Lingman, con los ojos cerrados, no contestó.
–Somos bosquimanos. Pero aquí la brecha es mucho mayor. Entre el gusano y el superhombre, tal vez. El gusano desea conocer la naturaleza de la basura, y por qué hay tanta. Oh, demonios.
–¿Nos vamos, señor? –preguntó Morran.
Los ojos de Lingman seguían cerrados. Los dedos huesudos estaban entrelazados, las mejillas más huecas. El cráneo emergía.
–¡Señor! ¡Señor!
Y Contestador sabía que ésa no era la respuesta.

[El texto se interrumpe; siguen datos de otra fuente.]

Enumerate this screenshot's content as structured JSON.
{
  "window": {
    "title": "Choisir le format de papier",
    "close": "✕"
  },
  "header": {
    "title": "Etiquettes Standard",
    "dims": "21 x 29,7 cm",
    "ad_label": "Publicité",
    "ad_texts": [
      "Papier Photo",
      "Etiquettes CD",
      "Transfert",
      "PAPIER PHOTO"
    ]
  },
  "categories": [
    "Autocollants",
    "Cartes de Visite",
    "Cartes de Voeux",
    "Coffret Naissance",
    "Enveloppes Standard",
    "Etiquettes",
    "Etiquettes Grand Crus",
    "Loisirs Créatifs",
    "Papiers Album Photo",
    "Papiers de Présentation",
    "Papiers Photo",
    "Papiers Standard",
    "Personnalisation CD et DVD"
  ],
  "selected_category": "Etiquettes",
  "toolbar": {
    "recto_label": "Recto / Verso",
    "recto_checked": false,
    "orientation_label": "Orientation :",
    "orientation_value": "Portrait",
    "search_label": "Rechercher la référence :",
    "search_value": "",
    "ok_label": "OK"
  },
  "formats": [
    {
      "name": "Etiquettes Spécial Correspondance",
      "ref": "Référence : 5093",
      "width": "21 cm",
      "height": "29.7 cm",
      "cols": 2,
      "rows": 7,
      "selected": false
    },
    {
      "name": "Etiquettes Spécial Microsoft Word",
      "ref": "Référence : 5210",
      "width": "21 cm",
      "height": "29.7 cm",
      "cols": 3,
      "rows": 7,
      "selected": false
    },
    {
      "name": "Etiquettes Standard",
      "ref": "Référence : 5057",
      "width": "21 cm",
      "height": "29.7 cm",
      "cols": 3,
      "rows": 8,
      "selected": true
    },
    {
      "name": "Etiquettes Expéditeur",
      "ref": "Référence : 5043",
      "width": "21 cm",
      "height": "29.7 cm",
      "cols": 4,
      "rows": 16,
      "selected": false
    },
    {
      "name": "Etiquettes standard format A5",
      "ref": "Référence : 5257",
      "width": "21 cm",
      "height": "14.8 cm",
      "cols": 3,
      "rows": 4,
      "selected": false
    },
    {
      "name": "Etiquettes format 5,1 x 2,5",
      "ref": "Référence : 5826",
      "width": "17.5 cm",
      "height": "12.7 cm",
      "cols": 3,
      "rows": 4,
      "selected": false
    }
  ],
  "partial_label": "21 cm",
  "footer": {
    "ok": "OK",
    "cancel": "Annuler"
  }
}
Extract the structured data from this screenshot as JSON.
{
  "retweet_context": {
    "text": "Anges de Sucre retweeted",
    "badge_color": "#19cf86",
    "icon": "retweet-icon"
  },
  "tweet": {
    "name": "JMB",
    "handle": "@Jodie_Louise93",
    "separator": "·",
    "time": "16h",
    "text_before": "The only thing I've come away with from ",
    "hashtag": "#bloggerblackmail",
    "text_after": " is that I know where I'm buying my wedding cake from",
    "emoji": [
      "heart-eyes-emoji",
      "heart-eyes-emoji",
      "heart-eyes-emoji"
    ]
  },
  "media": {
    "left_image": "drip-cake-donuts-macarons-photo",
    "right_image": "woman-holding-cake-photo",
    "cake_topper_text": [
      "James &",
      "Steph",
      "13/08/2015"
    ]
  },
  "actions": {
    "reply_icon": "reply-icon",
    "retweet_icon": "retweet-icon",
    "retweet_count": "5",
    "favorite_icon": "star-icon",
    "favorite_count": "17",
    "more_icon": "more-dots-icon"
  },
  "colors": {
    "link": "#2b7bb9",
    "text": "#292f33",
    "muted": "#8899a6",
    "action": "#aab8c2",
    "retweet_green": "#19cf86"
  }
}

A solas en su planeta, que no es grande ni pequeño, sino exactamente del tamaño indicado, Contestador espera. No puede ayudar a la gente que va a verlo, porque incluso Contestador tiene restricciones.
Sólo puede contestar preguntas válidas.
¿Universo? ¿Vida? ¿Muerte? ¿Púrpura? ¿Dieciocho?
Verdades parciales, semiverdades, pequeños fragmentos de la gran pregunta. :
Pero Contestador, a solas, murmura las preguntas para sí, las verdaderas preguntas, que nadie puede comprender.
¿Cómo podrían comprender las verdaderas respuestas?
Las preguntas nunca serán planteadas, y Contestador recuerda algo que sus constructores supieron y olvidaron.
Para plantear una pregunta uno ya debe conocer la mayor parte de la respuesta.